Tobacco use is a leading cause of preventable premature death in the world today, claiming 1.6 million lives per year in the European Region, with 2 million projected by 2020. Although tobacco deaths are on the rise globally, in some places control policies have managed to reduce smoking. Millions of people in the European Region could be spared disease and early death if effective policies were put in place. The main approaches to tobacco control are:
- price increases through higher taxes;
- advertising and promotional bans;
- smoking restrictions;
- consumer education campaigns;
- smoking cessation therapies.
Several reviews have assessed the literature on the effectiveness of these measures, which varies within and across categories according to their settings and target populations. Nevertheless, different measures likely have synergistic effects, and the consensus is that a comprehensive approach is the most effective means of reducing tobacco consumption.

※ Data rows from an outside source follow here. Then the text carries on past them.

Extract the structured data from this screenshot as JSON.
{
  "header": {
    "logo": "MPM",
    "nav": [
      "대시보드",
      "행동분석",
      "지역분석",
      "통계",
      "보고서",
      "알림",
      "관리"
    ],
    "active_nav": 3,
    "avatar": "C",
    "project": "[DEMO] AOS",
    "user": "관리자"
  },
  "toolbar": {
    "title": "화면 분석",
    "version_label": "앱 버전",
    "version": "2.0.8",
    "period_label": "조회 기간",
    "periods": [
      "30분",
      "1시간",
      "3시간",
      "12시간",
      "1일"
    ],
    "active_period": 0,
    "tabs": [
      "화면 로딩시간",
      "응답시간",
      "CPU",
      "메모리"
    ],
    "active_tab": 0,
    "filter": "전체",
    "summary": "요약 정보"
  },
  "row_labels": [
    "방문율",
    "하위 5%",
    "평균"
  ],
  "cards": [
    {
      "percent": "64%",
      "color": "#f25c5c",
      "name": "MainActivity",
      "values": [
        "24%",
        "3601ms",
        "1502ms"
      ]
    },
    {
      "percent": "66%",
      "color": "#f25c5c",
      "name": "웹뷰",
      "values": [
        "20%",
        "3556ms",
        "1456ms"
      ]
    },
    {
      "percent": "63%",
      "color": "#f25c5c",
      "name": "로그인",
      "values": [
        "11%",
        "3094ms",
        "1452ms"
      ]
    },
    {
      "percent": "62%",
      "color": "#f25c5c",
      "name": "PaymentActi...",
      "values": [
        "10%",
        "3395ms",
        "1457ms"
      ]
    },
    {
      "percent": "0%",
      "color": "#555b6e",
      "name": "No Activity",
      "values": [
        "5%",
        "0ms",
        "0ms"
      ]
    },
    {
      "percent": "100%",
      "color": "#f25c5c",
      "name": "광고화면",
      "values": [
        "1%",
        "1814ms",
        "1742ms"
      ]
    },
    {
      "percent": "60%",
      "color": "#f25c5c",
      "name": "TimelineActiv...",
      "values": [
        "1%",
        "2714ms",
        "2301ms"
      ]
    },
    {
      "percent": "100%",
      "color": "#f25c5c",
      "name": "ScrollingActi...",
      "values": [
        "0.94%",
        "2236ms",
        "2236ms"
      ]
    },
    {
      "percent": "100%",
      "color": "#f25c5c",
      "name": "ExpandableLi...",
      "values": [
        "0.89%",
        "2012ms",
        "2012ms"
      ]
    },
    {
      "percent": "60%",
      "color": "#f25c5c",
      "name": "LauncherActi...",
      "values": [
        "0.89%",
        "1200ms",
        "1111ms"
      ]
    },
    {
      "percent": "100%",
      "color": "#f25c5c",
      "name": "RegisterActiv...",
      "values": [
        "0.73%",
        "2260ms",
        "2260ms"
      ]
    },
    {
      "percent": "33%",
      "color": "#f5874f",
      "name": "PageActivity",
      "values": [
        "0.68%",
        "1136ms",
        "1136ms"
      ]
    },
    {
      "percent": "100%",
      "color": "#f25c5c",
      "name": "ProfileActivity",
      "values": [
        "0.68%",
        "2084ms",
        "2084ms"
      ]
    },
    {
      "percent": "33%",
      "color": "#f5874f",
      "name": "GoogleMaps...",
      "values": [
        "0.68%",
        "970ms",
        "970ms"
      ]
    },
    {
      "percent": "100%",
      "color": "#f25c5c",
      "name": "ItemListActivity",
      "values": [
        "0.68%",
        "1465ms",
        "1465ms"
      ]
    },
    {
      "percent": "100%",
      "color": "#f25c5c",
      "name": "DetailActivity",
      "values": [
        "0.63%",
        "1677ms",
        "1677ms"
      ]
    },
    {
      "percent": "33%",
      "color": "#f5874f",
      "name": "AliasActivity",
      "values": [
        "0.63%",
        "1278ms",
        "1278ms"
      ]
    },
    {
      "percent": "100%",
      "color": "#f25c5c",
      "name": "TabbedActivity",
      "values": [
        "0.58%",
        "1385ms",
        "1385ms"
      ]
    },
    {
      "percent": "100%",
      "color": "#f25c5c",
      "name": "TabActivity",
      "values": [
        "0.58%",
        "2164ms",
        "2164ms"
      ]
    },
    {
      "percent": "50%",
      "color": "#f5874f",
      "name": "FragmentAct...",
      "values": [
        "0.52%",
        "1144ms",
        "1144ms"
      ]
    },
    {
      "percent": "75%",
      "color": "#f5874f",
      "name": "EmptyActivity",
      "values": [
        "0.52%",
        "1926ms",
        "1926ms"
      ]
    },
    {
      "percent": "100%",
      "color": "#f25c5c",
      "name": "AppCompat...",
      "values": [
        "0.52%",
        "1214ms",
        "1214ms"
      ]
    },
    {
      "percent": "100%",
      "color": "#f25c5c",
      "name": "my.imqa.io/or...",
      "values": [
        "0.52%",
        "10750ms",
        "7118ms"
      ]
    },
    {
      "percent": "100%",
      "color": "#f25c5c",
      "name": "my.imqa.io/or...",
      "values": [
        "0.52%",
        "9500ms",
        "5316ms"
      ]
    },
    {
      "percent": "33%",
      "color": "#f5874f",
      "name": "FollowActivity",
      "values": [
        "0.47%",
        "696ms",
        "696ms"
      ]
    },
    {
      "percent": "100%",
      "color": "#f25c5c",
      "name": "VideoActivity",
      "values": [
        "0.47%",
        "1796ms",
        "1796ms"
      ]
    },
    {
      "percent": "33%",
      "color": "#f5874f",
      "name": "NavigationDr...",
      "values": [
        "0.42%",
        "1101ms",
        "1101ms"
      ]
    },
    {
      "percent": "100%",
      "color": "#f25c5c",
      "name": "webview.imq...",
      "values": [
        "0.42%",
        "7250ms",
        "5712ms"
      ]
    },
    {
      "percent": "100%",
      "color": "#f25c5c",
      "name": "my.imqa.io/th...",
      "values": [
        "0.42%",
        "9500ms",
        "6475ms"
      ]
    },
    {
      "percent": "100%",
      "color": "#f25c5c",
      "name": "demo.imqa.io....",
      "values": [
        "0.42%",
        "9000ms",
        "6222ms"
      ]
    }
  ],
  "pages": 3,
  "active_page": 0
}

Price increases on tobacco products are one of the most effective means of reducing cigarette smoking. Studies show that a price increase of 10% results in a 2.5% – 5% smoking reduction in the short run and possibly up to 10% in the long run, if prices are increased to keep pace with inflation. Young people may reduce their smoking at two to three times the rate of older people. This level of response could result in 500 000 to 2 million fewer deaths from smoking in high-income countries, and in 600 000 to 1.8 million fewer deaths in eastern Europe. Some countries have raised taxes to 70%–80% of the price of a pack of cigarettes, resulting in significant reductions in smoking, although smaller tax raises have also been successful.
The most common concerns about tobacco price increases are that government revenues may fall and jobs may be lost due to reduced tobacco consumption, that smuggling may increase dramatically, and that an increase in price disproportionately burdens lower-income smokers. These consequences are either false or overestimated. The economic and health benefits from tobacco price increases appear to outweigh any disadvantages.
The principle recommendation for policy-makers is that tobacco control programmes should be comprehensive to maximize smoking reductions, and should include:
- permanent price increases, scaled to inflation;
- comprehensive bans on advertising and promotion of tobacco products;
- strong restrictions on smoking in workplaces and public spaces;
- education and counter-advertising campaigns;
- improved product warning labels;
- increased access to cessation therapies.